Monday, January 21, 2008

Oh Happy Day....


When I was a high school student in Ann Arbor, Michigan, one of my good friends was a member of the Holy Rollers congregation. As I understood it from her, at the Holy Rollers, everyone stands up, sings and dances together. Every Sunday, it's one big celebration. When she told me about it, I found it a little silly; all of that over-joyous, fevered singing embarrassed me.

Incidentally, my friend, an African American, was one of the smartest students in a high school, in a town, with one of the top Universities in the United States. She's a lawyer in Atlanta now.

Every now and again in my cramped life in The Netherlands, I explore Internet radio. In the past few days I've started to appreciate African American gospel music. And I find myself thinking, there's no place like home.... It's wonderfully exuberant music. This, combined with footage of African American women giving their opinions from beauty parlors on Obama and Hilary has made me a bit envious of Black American communities. They seem so tightly knit. They have each other.

As a student at New York's Hunter College, I worked with several African Americans on the school newspaper. They are all intelligent, ambitious young people who went on to respectable careers.

While at Hunter I also had the privilege of tutoring numerous young African American college students who'd come from inner city schools. They were all hard working, holding jobs, and sometimes raising children, while studying. I'm sure they all "made it." They were lovely people, and it was a joy to help them learn to become better writers.

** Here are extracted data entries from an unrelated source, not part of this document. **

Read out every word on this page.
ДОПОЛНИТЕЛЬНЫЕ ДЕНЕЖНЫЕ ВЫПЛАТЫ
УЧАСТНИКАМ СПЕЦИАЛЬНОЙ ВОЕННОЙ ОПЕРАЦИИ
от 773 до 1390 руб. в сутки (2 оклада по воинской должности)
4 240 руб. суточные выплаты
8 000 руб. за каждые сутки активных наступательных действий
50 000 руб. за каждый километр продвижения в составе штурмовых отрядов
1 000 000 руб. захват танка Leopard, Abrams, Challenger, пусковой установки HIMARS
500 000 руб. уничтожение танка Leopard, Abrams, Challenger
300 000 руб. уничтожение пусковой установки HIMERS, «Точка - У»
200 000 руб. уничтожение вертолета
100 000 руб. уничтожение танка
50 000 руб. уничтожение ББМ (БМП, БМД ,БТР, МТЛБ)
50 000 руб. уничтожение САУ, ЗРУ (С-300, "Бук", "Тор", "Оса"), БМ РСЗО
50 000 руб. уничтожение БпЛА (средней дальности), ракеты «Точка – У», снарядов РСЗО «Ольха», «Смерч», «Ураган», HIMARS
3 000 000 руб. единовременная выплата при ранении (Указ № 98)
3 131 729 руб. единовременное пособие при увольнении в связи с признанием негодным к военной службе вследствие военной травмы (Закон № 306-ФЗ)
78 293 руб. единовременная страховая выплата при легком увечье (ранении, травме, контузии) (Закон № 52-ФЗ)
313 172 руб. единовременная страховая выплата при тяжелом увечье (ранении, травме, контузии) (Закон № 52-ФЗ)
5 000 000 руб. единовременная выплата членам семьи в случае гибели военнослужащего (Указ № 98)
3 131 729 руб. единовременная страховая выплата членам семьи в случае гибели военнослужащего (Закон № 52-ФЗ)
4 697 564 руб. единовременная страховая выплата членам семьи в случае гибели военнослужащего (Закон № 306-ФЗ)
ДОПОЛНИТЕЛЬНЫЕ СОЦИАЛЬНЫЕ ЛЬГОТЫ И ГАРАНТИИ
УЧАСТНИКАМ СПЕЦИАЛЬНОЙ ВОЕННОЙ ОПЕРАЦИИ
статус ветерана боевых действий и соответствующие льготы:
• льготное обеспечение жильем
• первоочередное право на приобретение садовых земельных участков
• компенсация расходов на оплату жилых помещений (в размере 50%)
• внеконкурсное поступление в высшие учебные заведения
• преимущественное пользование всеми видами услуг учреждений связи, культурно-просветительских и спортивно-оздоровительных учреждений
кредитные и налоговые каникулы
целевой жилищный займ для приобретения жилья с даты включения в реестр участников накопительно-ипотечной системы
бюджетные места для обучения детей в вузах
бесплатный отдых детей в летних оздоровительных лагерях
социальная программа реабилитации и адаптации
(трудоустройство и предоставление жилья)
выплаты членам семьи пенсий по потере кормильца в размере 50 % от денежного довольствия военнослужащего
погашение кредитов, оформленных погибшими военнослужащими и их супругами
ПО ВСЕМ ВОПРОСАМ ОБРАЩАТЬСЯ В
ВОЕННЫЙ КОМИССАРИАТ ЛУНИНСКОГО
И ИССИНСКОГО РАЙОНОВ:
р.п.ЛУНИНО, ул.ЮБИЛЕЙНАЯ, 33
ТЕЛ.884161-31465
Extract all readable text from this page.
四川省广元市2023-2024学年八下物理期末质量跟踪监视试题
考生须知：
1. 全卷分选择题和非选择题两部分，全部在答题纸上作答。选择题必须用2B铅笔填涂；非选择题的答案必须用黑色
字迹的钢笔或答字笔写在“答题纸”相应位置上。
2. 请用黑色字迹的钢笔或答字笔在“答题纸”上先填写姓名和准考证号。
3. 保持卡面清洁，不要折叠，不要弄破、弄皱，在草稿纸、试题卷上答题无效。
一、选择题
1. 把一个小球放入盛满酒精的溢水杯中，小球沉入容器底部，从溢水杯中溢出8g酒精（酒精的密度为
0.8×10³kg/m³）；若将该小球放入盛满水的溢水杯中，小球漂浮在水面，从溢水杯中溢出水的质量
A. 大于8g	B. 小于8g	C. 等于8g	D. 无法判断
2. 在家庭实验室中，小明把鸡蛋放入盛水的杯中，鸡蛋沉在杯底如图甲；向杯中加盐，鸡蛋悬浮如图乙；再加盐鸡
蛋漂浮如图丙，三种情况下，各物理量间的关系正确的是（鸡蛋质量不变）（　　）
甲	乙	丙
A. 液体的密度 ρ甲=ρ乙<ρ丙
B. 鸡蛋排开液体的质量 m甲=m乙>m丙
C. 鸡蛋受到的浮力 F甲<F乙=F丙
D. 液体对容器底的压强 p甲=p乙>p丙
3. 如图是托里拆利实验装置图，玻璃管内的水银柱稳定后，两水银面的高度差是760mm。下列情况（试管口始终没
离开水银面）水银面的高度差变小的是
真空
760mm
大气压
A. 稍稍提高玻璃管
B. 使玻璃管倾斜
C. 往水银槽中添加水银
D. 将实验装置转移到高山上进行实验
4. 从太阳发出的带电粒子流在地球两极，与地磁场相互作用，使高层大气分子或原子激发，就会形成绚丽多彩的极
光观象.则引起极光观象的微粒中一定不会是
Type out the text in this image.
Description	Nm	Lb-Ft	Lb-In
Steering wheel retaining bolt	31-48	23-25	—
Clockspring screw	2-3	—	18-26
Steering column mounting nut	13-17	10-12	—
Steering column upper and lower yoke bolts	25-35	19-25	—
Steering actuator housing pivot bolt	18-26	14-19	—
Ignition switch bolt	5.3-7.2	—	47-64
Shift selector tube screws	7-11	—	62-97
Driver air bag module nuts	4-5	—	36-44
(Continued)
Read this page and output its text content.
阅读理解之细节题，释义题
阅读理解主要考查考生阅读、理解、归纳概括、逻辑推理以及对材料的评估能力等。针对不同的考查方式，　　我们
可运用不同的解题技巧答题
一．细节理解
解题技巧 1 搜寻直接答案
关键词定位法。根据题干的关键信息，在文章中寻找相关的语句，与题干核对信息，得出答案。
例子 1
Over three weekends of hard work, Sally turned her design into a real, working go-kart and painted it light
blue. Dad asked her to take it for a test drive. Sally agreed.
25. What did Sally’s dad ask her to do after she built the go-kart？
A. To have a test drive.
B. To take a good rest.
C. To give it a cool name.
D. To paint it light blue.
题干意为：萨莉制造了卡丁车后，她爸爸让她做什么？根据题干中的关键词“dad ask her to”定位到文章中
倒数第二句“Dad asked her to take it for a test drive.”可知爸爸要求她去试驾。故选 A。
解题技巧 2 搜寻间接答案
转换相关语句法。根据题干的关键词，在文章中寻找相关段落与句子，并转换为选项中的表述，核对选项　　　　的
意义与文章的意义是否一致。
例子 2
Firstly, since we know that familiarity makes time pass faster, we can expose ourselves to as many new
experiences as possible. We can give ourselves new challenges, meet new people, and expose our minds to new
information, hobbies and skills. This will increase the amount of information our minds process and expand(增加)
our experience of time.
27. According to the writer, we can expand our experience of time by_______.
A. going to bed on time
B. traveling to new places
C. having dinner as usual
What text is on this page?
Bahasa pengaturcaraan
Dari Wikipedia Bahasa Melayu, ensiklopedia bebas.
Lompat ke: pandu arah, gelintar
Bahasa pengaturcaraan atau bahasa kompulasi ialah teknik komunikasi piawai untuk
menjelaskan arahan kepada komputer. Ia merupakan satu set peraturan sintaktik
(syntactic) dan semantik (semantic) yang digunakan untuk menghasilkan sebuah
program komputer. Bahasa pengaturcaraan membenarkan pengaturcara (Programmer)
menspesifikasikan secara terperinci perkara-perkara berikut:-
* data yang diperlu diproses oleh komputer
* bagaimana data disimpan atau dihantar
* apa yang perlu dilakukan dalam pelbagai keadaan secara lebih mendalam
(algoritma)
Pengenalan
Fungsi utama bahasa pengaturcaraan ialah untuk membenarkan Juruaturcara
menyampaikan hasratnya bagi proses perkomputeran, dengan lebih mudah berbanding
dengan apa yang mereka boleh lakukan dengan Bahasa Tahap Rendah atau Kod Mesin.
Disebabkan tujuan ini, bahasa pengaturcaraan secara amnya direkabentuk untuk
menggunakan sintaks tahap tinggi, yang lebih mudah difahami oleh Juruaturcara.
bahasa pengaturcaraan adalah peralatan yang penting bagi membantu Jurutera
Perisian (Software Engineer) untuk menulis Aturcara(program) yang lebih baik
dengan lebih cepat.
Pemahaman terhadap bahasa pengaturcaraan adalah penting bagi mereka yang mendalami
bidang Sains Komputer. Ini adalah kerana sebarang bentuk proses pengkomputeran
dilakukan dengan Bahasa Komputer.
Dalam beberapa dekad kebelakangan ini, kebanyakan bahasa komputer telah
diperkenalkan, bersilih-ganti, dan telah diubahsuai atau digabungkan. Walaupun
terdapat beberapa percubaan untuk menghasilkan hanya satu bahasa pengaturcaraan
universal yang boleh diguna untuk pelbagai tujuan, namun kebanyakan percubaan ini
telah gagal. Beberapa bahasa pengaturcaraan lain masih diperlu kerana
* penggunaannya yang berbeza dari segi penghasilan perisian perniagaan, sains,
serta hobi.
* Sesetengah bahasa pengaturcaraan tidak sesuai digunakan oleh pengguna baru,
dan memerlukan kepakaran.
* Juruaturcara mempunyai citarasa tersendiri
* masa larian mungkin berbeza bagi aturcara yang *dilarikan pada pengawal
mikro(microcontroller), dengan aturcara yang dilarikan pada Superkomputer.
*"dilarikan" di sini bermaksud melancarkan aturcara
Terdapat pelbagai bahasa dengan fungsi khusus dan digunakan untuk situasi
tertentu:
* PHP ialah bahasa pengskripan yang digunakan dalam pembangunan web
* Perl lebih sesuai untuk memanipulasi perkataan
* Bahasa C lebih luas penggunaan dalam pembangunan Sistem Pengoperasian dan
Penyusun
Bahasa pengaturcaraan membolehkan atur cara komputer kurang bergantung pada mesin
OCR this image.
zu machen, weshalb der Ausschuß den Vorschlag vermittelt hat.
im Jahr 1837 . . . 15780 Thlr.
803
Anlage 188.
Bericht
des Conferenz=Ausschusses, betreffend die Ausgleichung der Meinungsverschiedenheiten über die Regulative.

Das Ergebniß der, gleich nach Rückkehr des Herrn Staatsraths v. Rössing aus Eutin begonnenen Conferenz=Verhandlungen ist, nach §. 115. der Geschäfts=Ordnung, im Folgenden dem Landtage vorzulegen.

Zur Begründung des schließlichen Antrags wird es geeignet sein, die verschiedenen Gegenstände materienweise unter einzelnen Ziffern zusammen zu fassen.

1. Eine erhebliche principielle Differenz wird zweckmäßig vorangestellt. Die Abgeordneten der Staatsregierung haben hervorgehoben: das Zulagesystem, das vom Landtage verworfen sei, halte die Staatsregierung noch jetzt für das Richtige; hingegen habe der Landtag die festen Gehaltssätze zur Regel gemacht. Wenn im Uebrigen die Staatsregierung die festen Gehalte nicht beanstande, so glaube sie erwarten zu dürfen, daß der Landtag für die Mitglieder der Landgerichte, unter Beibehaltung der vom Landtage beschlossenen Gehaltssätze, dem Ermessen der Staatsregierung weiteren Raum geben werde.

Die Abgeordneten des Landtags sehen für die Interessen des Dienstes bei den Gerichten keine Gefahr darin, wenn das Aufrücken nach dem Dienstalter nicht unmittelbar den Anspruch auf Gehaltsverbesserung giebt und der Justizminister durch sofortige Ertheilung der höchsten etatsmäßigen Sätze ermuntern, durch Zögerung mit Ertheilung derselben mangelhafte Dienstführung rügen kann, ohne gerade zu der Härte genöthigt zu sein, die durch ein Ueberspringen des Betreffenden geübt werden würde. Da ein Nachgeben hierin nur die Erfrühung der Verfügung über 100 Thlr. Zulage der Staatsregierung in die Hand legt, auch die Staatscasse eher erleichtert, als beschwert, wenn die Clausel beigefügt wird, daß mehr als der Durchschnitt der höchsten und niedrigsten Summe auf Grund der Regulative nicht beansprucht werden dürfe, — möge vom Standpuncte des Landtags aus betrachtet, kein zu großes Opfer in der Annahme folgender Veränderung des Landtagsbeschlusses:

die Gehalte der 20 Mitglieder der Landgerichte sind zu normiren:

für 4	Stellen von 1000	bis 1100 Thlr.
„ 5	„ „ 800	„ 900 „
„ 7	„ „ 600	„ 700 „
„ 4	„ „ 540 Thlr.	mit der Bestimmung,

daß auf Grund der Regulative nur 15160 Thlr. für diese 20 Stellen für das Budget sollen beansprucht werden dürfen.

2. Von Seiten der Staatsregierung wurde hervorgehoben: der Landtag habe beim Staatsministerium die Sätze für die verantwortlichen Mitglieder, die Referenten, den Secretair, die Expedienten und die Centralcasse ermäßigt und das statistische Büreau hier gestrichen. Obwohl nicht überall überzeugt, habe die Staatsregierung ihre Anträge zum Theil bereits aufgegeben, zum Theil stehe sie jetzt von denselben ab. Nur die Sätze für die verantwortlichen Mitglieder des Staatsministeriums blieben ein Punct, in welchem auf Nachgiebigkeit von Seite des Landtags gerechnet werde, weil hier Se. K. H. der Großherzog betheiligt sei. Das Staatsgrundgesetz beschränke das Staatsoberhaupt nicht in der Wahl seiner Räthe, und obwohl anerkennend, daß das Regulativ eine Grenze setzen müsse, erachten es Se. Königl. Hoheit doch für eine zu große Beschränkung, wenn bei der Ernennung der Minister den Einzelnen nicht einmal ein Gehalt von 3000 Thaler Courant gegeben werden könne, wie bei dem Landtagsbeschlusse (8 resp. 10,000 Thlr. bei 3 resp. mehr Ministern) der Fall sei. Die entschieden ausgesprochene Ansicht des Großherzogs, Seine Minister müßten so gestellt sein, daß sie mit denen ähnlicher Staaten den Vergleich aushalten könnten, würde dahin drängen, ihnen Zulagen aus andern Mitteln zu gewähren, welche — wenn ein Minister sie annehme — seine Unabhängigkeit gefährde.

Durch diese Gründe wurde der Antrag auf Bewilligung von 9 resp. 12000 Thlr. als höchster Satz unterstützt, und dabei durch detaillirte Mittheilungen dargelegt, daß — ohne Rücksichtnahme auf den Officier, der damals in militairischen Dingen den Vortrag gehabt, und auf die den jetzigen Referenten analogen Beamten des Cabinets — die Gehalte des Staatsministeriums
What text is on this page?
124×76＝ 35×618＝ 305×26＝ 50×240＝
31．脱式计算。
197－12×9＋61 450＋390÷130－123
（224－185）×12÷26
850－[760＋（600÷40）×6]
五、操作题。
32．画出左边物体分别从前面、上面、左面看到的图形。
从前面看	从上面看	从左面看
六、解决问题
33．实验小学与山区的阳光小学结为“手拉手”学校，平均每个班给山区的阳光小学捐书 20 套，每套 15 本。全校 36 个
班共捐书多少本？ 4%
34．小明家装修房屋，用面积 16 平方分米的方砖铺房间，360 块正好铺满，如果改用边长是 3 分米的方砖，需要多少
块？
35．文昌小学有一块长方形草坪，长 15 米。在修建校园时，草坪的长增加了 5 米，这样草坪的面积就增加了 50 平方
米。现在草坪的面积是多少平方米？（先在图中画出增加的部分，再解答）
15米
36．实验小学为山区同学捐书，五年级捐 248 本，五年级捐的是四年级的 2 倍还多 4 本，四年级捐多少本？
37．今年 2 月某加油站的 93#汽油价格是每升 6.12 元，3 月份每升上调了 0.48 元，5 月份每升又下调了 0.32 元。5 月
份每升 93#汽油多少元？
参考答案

I also lived in Black Harlem, 110th Street and 5th Avenue in the late 1980s. The turn-styles in the Subway were permanently broken, and almost no one ever threw a token into the box set up at the entrance. I even dared not to throw a token in there a few times....

Funnily enough, while at Hunter, I also ran for office with a group of African American students head by a huge black guy with corn rows. They had their own newspaper at school, and were known never to associate with white students on principle. But they associated with me. I was glad. We never became good friends, and we lost the race, but we were always friendly with each other after that. It was something I liked doing, building bridges across boundaries that other people weren't willing to cross. I've said it before. I've always felt like I had no boundaries.

The Netherlands is a different kind of place, even more segregated and rigid than the supposedly deeply divided United States. You'd think that because I have European heritage (I'm about as white and blond as they come), and come from a "Western" country, I'd be accepted into the fold here, but it isn't the case. Even when I think I've made a friend with a Dutch person, that person always puts up a wall for me. I feel like I'm constantly being judged. My Dutch is perfectly good, but it's never good enough, and no one here has ever put their faith in me, given me a chance. It's like the land of zero opportunity. If I'm lucky, I might get thrown a few scraps here and there. After I moved here I got job offers at Newsweek, Business Week in New York, but no one called me for any jobs here.

A popular theme in Dutch media is of the "underdog" African American communities in the United States. The Dutch media adores pointing a finger at the United States for not taking care of its African American citizens. There are undoubtedly problems in many of these communities, but there also exists in many parts of the United States, strong communities of African Americans, and there are many thousands of success stories.

Last week I went to the book signing of a (white) Dutch (male) thriller writer who's making his career out of writing books about African American "loosers." He won an award for his first novel, and is gaining momentum in his career here and in other non-English speaking countries.

Funny. It struck me. There wasn't a single black person at the signing. His book is called "Born Loosers," in Dutch, or Geboren Verliezers. I don't know why he's chosen this as a subject matter, but it struck me that he doesn't know a single black person, probably never has, never will. Certainly he's never known an African American. I suppose the premise of the book is to lambast and mock the United States. He was called the best thriller writer in the Dutch language in the most prestigious Dutch paper, the NRC Handelsblad.

Yesterday I read an article about Jimmy Breslin in the New York Times. One of his premises as a journalist is that when someone fails, there's always a story. He's well-known for having contacts in the mob, and for interviewing the boxer who lost. Maybe it's true. Perhaps failure does make a better story.

Last year I took my kids to the World Museum in Rotterdam where they have an exhibit for children of hotel rooms in different parts of the world. With a glint in her eye, the receptionist sent us to the Native American room. They didn't have much to say about Native Americans, their cultures, languages, customs, way of living. But they did have a lot to say about how persecuted they've been since white Europeans landed on their territory many hundreds of years ago. They spoke about the persecution done by white Americans, not white Europeans. I know about this history, and it has saddened me much of my life. But I also think that there's something to be said about saying something positive about a person's culture, and this is what the Dutch museum was wont to do. Native Americans say this themselves. They're ready to move on as communities, and they too would like to focus on the positive aspects of what being them is all about.

I'm ready to move on, too.... Maybe I'll go join the Holy Rollers.

1 comment:

Prince Hamilton said...

In every group of people you will find intelligent ones but it is nescience when some people think that smartness starts and ends with a given color. I have met very smart and dumb people all over the world.